Autour de nous, un semis de décombres, vestiges oxydés de ruines grandioses, hérissement de débris torturés, de saillies biscornues, de protubérances cariées, monstrueuses, inélégantes.

Soudain, presque tous les détails s' effacèrent, estompés de pénombre, dans le contre-jour du couchant et, il ne subsista plus qu' un écran unique, d' un bleu de lapis-lazuli, violemment découpé sur un fond d' incendie.

La mer de brouillard étirait à perte de vue les plis de sa houle brillante.

Sur ce rivage occasionnel, bizarre, à l' abandon de néant, au bord de ces flots compacts, se déroulant sans cesse, nous étions seuls à contempler l' in et merveilleuse monotonie des vagues de brumes.

Par endroits, elles s' élevaient énormes volutes d' eider, irisées de nacre, échafaudant une architecture de rêve qui aussitôt s' effondrait en un lent écroulement.

Alors, le jeu recommençait, inlassable, variant toujours le dessin prodigieux des nuages.

Aux confins moirés de l' interminable moutonnement de l' espace, le clapotis lacté effleurait un diadème endenté de pointes régulières, perdu comme un atoll sur l' océan vaste. Près de là, à la retombée du ciel, l' écu écarlate du soleil atteignait les dunes mouvantes qu' il ensanglantait de son contact éphémère.

Pendant quelques minutes l' incandescente cohue des ondulations parut irrésistiblement attirée vers l' éclat rouge de ce foyer extraordinaire.

Sérénité accrue du crépuscule.

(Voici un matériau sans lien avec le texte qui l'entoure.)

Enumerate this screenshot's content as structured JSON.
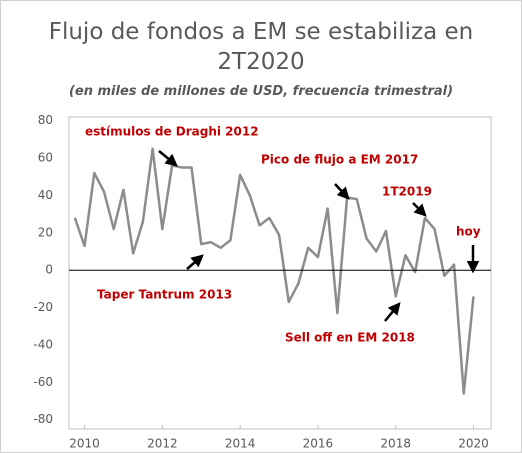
{
  "chart_data": {
    "type": "line",
    "title": "Flujo de fondos a EM se estabiliza en 2T2020",
    "subtitle": "(en miles de millones de USD, frecuencia trimestral)",
    "x": [
      2009.75,
      2010,
      2010.25,
      2010.5,
      2010.75,
      2011,
      2011.25,
      2011.5,
      2011.75,
      2012,
      2012.25,
      2012.5,
      2012.75,
      2013,
      2013.25,
      2013.5,
      2013.75,
      2014,
      2014.25,
      2014.5,
      2014.75,
      2015,
      2015.25,
      2015.5,
      2015.75,
      2016,
      2016.25,
      2016.5,
      2016.75,
      2017,
      2017.25,
      2017.5,
      2017.75,
      2018,
      2018.25,
      2018.5,
      2018.75,
      2019,
      2019.25,
      2019.5,
      2019.75,
      2020
    ],
    "series": [
      {
        "name": "Flujo de fondos a EM",
        "color": "#8c8c8c",
        "values": [
          28,
          13,
          52,
          42,
          22,
          43,
          9,
          26,
          65,
          22,
          56,
          55,
          55,
          14,
          15,
          12,
          16,
          51,
          40,
          24,
          28,
          19,
          -17,
          -7,
          12,
          7,
          33,
          -23,
          39,
          38,
          17,
          10,
          21,
          -14,
          8,
          -1,
          28,
          22,
          -3,
          3,
          -66,
          -14
        ]
      }
    ],
    "xlim": [
      2009.6,
      2020.45
    ],
    "xticks": [
      2010,
      2012,
      2014,
      2016,
      2018,
      2020
    ],
    "ylim": [
      -85,
      82
    ],
    "yticks": [
      -80,
      -60,
      -40,
      -20,
      0,
      20,
      40,
      60,
      80
    ],
    "grid": false,
    "annotations": [
      "estímulos de Draghi 2012",
      "Taper Tantrum 2013",
      "Pico de flujo a EM 2017",
      "1T2019",
      "hoy",
      "Sell off en EM 2018"
    ]
  }
}
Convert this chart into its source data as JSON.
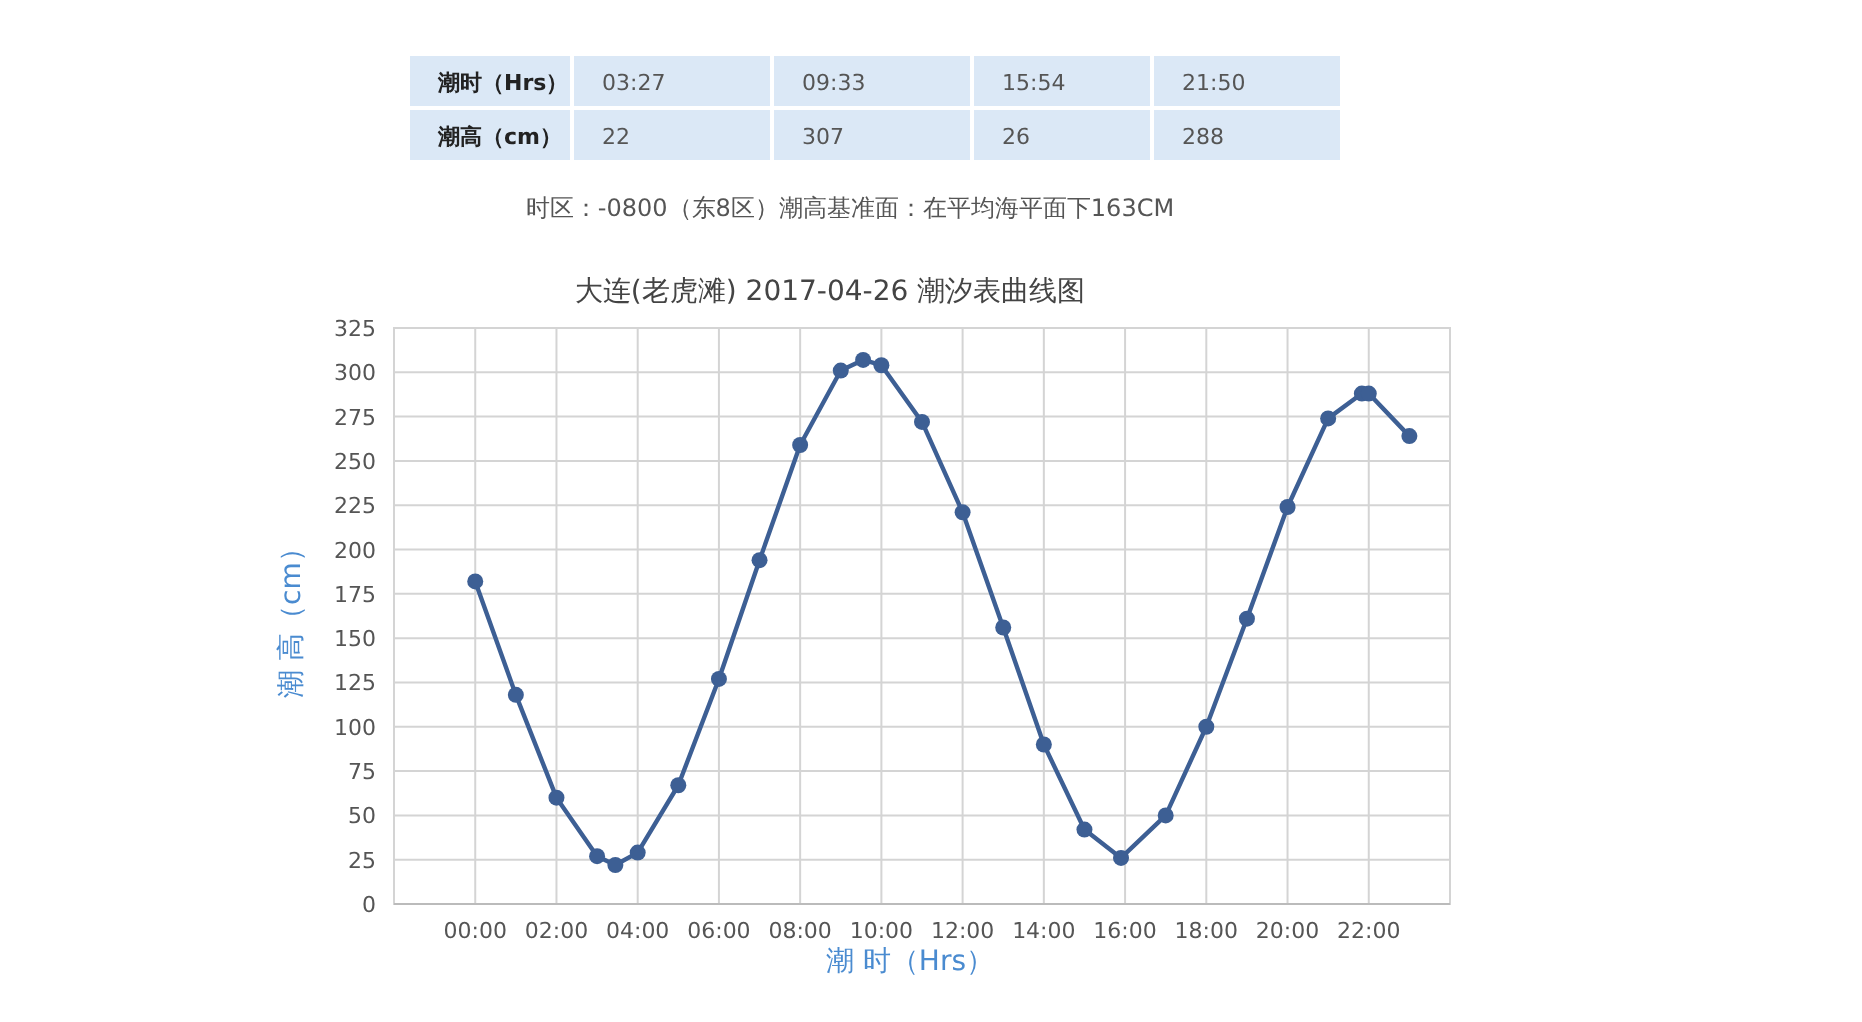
{
  "chart_data": {
    "type": "line",
    "title": "大连(老虎滩) 2017-04-26 潮汐表曲线图",
    "xlabel": "潮 时（Hrs）",
    "ylabel": "潮 高（cm）",
    "annotations": [
      "潮时（Hrs）",
      "03:27",
      "09:33",
      "15:54",
      "21:50",
      "潮高（cm）",
      "22",
      "307",
      "26",
      "288",
      "时区：-0800（东8区）潮高基准面：在平均海平面下163CM"
    ],
    "x": [
      0,
      1,
      2,
      3,
      3.45,
      4,
      5,
      6,
      7,
      8,
      9,
      9.55,
      10,
      11,
      12,
      13,
      14,
      15,
      15.9,
      16,
      17,
      18,
      19,
      20,
      21,
      21.83,
      22,
      23
    ],
    "series": [
      {
        "color": "#3d5f94",
        "values": [
          182,
          118,
          60,
          27,
          22,
          29,
          67,
          127,
          194,
          259,
          301,
          307,
          304,
          272,
          221,
          156,
          90,
          42,
          26,
          null,
          50,
          100,
          161,
          224,
          274,
          288,
          288,
          264
        ]
      }
    ],
    "xlim": [
      -2,
      24
    ],
    "xticks": [
      {
        "value": 0,
        "label": "00:00"
      },
      {
        "value": 2,
        "label": "02:00"
      },
      {
        "value": 4,
        "label": "04:00"
      },
      {
        "value": 6,
        "label": "06:00"
      },
      {
        "value": 8,
        "label": "08:00"
      },
      {
        "value": 10,
        "label": "10:00"
      },
      {
        "value": 12,
        "label": "12:00"
      },
      {
        "value": 14,
        "label": "14:00"
      },
      {
        "value": 16,
        "label": "16:00"
      },
      {
        "value": 18,
        "label": "18:00"
      },
      {
        "value": 20,
        "label": "20:00"
      },
      {
        "value": 22,
        "label": "22:00"
      }
    ],
    "ylim": [
      0,
      325
    ],
    "yticks": [
      0,
      25,
      50,
      75,
      100,
      125,
      150,
      175,
      200,
      225,
      250,
      275,
      300,
      325
    ],
    "grid": true,
    "marker": "circle",
    "line_style": "solid"
  }
}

Angoisse de l' irrémédiable...

Sur les parois de béton, dressées derrière nous, semblables à des étraves géantes, tout ce feu était réfléchi avec intensité.

Solitude pourpre, étrange...

Inconsciemment, nous étions étreints par l' ambiance d' inconnu, inexplicable, mystérieux, où il y avait quelque chose d' extrême et d' indéfinissable, comparable peut-être à un sentiment de recul infini parmi les millénaires fantastiques.

Quand le dernier redan, celui qui entamait le vide mauve, s' éteignit, tout de suite ce fut la clarté phosphorescente et douce de la lune avec ses innombrables rais d' argent dardés sur la marée illimitée.

Comme un désert immense la mer de brouillard étalait son suaire, créant un monde nouveau, isolé, qui couvrait l' autre, celui où vivent les humains.

Des pans entiers de cimes, noircis de ténèbres, s' enfonçaient dans cette nappe d' un cristal embué, y projetant l' opposition d' ombres veloutées.

Epars, les grands blancs des champs de neige luisaient de reflets micacés.

Toujours plus l' irréel du calme nous emmitonnait.

Sensation de crainte, puis d' apaisement... de consolation...

Emouvante, la symphonie du silence emplit la nuit.

Splendeur tranquille d' une nuit illuminée de radium.